WARN 15:55:59 Batch of prepared statements for [, hawkular_metrics.metrics_idx] is of size 5665, exceeding specified threshold of 5120 by 545.

This warning is generated due to batch statements being larger that a threshold defined in cassandra.yaml. It defaults to 5 KB. When the batch statement is larger than that threshold, Cassandra logs the warning. Note that the threshold is based on the actual size of the payload, not the number of statements in the batch. We should stop seeing this warning in 0.7.0 release of Metrics. See HWKMETRICS-252[1] for details.
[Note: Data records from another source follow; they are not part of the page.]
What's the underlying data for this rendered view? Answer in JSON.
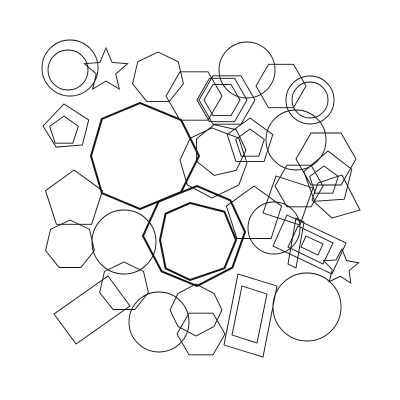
{
  "palette": {
    "background": "#ffffff",
    "stroke": "#111111"
  },
  "shape_kinds": [
    "circle",
    "star",
    "pentagon",
    "hexagon",
    "heptagon",
    "octagon",
    "rectangle"
  ],
  "emphasized_shapes": [
    "large-octagon-upper-left",
    "large-octagon-center",
    "inner-octagon-center"
  ]
}
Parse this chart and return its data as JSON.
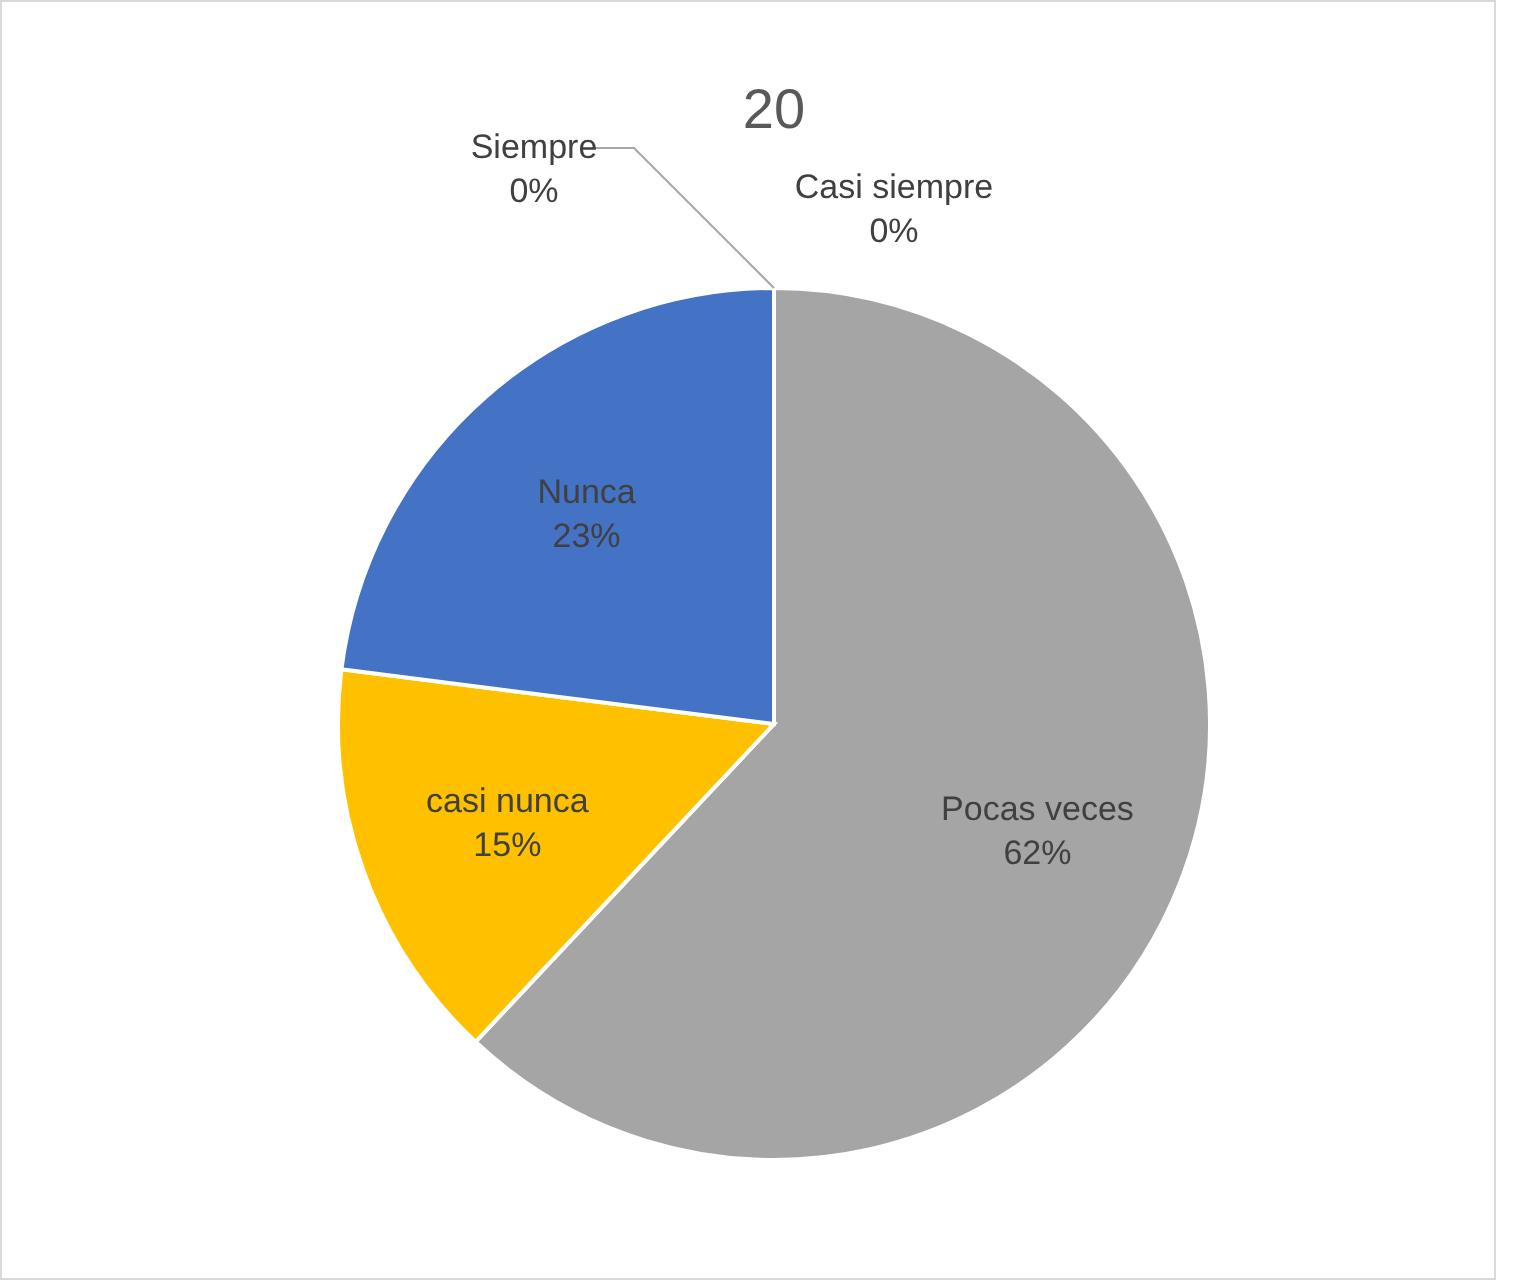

The general advice in the Cassandra community is to favor async writes in parallel over batch inserts when you are trying to improve or optimize write performance. Unlogged batches across multiple partitions is almost always a bad idea. The one exception is with unlogged batches in which all of the mutations are for the same partition. In that case, Cassandra performs the writes atomically. This is how we use batch inserts in metrics. Interestingly I have seen threads on the Cassandra mailing list that still discourage the use of batch inserts even in this case. This thread[1] provides some really interesting insights and analysis on unlogged batch inserts vs async inserts. The thread references a document with some performance analysis that is worth a look.